Meu pai, ciente da proibição de circulação de automoveis nos tapetes verdes que nos cercam, apressa-se em chegar à parte traseira do hotel. Além do Correa, nesta época Tramandaí conta com uma rede hoteleira composta dos Hotéis Sperb, Gaúcho, Strassburger, e muitas pousadas.
Já nos aguarda o Senhor Correa com as chaves do chalé número cinco, que a cada vinda nossa, nos é reservado. Descarregamos as malas e, enquanto meu pai conduz o automóvel ao telheiro localizado nos fundos do terreno onde, depois de devidamente estacionado, permanecerá  noventa dias de nossa estada na praia. Caminhamos pela grama recém aparada, rumo à nossa residência praiana. Ao nos aproximarmos, observei que as telhas haviam sido substituídas, e o penetrante odor de tinta nova sobre a madeira evidenciava que estava tudo preparado para nós. Os dois quartos e a sala seriam suficientes para nos abrigar. Informei a minha mãe que estava necessitado, e fomos os dois até o conjunto de casinhas em madeira numeradas conforme os chalés. Entrei e como sempre acontecia, assustei-me com o enorme buraco no meio da tábua de madeira, que parece sempre querer me engolir para as entranhas da terra. Superado o medo, consigo realizar meu intento. À noite, o providencial urinol em baixo da cama substitui a ida ao banheiro.
Voltando pelo caminho de pedras encontramos nossa família dirigindo-se para o grande salão onde, pontualmente às dezenove horas, seria servido o jantar, já com os lampiões a querosene espalhando suas luzes amareladas pelo ambiente. Encontramos os velhos conhecidos de todos os anos, meus pais os abraçam efusivamente, e nos sentamos para a refeição da noite. Apesar de nosso cansaço, devoramos todos os pratos oferecidos. Após o jantar, como sempre acontecia, eram recolhidas as mesas e cadeiras e, com a chegada do pianista e da violinista iniciavam-se as danças, que incluíam partituras clássicas, sambas, valsas, tangos, jazz e chorinho. Como a fadiga era enorme, nos retiramos para o chalé. Apesar de todas as aventuras do dia, minha ansiedade por rever o mar era enorme. Perguntei novamente ao meu pai porque não podíamos ir pela manhã até a praia, e recebi a mesma explicação de todos os anos:
-Porque o transporte funciona somente à tarde, Antonio, e também porque o horário de banho sempre foi entre as três e as cinco horas. Senti sede, e meu pai acionou a bomba manual, que entre rangidos e engasgos, encheu meu copo de água vinda direto das profundezas da terra, conforme sempre dizia meu tio Carlos. 
O bater do sino indica que são dez horas da noite, e os lampiões a querosene serão desligados para dormirmos. Felizmente, pelo adiantado da hora, escapei do banho frio na tina de folha. Em pouco tempo somente a colcha de estrelas e a grande lua cheia que constituem nosso firmamento serão os únicos pontos luminosos em toda Tramandaí. O ruido do mar tão próximo embala meus sonhos de criança.

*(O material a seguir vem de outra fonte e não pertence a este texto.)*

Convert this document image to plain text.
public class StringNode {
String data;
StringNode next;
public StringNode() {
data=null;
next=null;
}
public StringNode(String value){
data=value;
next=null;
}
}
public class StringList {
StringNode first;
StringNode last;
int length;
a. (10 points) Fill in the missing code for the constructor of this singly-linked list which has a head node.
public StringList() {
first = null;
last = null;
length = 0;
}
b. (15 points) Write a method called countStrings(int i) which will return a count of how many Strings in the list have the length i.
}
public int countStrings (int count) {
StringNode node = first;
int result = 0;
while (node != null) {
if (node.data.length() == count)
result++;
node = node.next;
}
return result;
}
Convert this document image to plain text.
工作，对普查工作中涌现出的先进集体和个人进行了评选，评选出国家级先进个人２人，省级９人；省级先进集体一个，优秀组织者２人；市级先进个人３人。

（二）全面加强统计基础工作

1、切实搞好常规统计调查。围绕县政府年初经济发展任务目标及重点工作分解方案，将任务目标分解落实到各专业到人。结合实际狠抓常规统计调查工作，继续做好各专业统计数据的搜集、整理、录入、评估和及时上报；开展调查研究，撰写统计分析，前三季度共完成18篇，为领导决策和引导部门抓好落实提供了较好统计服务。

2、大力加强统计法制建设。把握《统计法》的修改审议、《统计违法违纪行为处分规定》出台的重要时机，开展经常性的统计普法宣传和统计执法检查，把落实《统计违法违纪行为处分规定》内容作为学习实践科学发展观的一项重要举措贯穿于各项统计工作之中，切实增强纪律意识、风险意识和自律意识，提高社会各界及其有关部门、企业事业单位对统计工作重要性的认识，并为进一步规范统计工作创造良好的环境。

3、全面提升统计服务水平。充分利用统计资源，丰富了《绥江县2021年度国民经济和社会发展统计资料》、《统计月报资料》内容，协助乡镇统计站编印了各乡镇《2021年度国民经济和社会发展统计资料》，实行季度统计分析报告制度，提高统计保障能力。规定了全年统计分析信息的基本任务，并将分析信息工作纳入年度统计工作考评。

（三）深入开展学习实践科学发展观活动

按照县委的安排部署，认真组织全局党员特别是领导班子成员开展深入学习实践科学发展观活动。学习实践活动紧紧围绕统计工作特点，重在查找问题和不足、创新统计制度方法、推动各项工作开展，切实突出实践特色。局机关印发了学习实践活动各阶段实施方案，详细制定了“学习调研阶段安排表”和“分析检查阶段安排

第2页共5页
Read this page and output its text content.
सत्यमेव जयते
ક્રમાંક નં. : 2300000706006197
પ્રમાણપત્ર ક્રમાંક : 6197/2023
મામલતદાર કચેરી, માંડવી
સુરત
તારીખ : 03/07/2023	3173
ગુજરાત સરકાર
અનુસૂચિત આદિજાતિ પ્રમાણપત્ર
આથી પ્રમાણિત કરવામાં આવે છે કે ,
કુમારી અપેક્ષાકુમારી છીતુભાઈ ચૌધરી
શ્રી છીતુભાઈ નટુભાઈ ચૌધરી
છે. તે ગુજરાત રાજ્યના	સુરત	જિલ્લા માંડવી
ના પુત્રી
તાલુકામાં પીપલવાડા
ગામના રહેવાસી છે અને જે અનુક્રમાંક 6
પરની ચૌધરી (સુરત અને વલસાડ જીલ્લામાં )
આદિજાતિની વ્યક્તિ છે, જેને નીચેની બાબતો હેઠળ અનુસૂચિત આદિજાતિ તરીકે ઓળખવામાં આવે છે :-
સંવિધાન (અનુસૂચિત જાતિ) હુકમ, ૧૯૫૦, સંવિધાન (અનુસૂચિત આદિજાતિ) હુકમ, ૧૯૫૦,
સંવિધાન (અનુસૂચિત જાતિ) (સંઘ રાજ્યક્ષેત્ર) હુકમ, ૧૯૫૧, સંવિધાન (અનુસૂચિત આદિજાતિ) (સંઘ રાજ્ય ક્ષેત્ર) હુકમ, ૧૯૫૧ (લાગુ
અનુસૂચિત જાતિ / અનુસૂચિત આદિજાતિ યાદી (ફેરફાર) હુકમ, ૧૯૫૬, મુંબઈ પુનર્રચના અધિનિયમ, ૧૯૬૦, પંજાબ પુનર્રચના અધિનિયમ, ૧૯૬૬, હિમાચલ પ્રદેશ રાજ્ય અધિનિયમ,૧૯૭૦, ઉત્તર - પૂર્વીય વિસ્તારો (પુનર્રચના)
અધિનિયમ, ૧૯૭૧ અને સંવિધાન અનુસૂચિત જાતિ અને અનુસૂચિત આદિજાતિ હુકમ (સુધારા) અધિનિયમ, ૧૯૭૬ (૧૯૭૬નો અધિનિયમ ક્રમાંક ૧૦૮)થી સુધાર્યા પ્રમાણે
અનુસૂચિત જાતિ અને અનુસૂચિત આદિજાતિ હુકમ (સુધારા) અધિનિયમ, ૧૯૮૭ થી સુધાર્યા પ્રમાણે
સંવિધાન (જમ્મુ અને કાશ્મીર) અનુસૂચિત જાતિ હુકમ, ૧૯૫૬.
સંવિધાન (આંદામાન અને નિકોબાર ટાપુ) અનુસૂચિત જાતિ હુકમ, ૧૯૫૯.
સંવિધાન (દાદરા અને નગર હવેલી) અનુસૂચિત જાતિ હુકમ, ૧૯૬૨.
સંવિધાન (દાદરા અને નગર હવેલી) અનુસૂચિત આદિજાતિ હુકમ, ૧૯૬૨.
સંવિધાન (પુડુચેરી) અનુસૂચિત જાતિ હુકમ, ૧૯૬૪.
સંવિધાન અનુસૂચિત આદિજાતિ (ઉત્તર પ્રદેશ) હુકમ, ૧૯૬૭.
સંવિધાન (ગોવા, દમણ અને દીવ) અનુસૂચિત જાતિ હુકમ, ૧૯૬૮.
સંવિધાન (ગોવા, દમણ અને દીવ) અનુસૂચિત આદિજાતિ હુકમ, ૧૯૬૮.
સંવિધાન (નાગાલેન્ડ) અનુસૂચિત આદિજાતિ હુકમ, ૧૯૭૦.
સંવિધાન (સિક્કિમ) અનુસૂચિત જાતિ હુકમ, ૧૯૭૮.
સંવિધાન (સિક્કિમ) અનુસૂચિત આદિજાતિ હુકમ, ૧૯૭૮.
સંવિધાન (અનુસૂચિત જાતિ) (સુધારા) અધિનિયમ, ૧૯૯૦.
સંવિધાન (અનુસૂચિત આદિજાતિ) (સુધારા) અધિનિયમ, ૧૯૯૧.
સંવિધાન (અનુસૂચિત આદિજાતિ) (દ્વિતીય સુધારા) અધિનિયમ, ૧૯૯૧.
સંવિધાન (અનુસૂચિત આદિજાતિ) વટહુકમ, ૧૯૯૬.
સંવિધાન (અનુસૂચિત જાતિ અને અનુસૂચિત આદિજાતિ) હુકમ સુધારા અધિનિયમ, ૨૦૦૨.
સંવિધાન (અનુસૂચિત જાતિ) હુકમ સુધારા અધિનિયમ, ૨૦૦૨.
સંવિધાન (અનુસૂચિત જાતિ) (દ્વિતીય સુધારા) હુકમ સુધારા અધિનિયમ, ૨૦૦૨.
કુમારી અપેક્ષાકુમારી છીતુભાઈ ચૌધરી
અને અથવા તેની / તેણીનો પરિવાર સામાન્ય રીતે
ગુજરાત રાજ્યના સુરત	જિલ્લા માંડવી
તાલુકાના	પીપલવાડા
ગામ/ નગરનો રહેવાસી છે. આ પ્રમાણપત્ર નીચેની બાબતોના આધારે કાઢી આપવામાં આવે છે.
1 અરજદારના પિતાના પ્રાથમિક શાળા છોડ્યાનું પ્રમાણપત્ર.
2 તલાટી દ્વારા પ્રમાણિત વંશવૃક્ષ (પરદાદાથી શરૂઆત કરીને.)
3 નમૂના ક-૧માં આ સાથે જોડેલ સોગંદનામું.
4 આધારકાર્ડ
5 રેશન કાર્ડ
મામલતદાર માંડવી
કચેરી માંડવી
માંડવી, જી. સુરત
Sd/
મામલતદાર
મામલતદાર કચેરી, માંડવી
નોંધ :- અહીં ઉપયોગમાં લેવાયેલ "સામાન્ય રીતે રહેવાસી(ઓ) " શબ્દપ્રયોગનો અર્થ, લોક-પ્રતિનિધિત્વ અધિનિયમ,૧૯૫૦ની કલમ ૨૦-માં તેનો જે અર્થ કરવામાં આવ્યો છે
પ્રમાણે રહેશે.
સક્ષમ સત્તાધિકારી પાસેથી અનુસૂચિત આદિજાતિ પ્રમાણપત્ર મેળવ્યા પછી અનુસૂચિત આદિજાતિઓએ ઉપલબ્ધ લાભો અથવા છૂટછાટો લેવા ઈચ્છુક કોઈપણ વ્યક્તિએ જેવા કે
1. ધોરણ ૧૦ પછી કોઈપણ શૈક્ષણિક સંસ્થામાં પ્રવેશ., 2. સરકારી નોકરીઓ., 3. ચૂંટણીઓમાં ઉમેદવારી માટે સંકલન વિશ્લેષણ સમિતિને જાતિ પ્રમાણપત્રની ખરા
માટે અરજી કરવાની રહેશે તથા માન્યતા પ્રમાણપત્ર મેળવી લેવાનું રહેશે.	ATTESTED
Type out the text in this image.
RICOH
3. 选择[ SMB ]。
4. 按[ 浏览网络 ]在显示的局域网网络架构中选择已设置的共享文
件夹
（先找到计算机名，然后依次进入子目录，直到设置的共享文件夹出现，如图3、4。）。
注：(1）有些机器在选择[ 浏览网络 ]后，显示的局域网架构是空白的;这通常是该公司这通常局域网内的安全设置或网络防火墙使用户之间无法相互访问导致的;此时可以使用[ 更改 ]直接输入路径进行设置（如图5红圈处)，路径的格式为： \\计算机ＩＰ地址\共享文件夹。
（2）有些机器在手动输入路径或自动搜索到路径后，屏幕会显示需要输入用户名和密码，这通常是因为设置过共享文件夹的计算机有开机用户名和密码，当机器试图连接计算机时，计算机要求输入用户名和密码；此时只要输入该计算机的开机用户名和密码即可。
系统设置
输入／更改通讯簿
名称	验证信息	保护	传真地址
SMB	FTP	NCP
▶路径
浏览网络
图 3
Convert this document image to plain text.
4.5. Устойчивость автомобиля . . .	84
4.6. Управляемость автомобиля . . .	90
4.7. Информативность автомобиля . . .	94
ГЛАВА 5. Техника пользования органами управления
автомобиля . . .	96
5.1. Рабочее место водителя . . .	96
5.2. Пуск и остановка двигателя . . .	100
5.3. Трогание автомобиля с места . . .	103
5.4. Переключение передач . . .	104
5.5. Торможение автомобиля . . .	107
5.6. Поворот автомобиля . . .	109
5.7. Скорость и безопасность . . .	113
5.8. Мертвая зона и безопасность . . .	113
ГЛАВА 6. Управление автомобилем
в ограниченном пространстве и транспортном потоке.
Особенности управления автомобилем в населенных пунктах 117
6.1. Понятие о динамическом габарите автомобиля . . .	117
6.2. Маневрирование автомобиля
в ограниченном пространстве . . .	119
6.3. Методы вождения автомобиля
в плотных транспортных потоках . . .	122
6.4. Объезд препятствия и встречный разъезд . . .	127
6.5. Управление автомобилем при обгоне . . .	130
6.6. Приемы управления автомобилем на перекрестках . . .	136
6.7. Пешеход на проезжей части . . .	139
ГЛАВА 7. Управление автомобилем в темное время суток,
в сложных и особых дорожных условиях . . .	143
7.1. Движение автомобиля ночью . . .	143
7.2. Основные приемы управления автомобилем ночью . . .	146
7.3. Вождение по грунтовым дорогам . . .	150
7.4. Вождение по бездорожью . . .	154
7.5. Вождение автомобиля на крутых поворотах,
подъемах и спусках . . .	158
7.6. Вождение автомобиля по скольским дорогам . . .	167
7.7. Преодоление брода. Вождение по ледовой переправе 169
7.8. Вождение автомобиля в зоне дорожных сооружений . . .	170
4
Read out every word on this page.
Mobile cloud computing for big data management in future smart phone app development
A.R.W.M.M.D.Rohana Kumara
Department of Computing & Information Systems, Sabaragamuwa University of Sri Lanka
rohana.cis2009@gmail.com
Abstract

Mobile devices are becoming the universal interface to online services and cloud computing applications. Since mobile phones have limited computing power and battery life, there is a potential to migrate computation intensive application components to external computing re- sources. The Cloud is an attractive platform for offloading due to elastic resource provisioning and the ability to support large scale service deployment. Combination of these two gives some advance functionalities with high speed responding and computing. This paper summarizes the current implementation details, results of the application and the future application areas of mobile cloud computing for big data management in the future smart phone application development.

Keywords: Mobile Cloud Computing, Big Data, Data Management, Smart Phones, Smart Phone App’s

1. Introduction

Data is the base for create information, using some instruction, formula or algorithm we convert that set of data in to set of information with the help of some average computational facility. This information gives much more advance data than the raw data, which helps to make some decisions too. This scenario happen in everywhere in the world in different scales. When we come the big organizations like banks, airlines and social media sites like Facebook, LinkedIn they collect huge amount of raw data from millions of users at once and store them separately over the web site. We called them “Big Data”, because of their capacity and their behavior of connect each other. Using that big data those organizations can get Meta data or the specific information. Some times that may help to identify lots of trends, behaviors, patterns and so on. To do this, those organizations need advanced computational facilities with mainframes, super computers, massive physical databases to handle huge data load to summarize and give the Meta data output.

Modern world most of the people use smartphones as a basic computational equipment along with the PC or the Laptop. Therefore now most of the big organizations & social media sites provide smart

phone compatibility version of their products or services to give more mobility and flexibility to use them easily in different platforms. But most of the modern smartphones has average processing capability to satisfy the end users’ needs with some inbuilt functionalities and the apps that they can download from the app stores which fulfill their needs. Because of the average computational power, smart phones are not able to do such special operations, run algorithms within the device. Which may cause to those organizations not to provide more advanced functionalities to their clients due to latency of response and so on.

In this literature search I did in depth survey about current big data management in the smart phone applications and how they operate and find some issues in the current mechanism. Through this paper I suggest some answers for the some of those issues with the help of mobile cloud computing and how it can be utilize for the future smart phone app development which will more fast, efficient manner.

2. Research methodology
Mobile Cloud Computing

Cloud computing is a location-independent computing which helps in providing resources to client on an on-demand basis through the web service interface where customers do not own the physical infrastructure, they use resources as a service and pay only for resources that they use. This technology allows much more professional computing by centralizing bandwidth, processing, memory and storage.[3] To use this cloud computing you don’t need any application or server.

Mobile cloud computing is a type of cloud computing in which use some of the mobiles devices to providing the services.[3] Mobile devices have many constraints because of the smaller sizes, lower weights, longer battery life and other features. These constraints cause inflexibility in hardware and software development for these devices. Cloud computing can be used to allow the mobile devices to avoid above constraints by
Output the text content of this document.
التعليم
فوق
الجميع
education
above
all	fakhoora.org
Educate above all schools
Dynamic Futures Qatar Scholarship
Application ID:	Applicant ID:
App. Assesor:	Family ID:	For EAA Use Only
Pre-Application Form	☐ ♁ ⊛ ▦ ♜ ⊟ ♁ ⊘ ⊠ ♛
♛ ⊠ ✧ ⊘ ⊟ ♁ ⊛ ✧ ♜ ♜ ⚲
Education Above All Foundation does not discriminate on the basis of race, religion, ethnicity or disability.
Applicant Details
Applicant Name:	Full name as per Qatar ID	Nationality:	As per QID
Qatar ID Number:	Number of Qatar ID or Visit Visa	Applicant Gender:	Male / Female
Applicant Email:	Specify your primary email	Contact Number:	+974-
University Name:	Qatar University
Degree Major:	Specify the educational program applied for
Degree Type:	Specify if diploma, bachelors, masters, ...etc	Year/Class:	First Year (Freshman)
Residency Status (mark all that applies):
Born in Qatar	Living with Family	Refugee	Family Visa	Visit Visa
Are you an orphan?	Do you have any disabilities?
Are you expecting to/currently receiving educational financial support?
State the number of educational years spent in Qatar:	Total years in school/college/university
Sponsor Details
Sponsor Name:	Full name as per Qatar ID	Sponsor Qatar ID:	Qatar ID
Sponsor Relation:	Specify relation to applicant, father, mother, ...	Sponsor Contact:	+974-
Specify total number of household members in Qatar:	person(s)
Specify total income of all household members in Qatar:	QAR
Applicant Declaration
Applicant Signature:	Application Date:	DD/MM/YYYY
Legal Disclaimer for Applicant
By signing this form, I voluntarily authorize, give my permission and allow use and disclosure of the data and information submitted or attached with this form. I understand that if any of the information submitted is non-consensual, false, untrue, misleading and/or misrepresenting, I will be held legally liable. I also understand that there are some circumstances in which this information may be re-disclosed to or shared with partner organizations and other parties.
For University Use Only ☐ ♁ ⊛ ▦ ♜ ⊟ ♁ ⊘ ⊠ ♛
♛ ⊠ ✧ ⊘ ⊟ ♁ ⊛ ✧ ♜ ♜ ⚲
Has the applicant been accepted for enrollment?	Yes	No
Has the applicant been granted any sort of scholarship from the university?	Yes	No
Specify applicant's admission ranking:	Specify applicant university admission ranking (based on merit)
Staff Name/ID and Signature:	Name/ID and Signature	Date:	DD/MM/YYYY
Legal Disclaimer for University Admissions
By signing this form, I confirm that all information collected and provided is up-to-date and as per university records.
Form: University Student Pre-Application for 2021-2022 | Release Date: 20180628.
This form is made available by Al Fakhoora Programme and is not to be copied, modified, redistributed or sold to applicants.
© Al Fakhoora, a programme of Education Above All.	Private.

Acompanhe o segundo capítulo de "A Jornada sem Fim-Veraneio em Tramandaí" no próximo domingo dia 06.03.2011

Um comentário:

  1. Muito legal a primeira parte da narrativa. E tem gente que reclama do congestionamento na freeway hehehehe. Com o tempo, como disse aquele meu ex-professor da Famecos, as pessoas foram perdendo a capacidade de celebrar. E isso vale para veraneio, natal, ano-novo...aBRAção!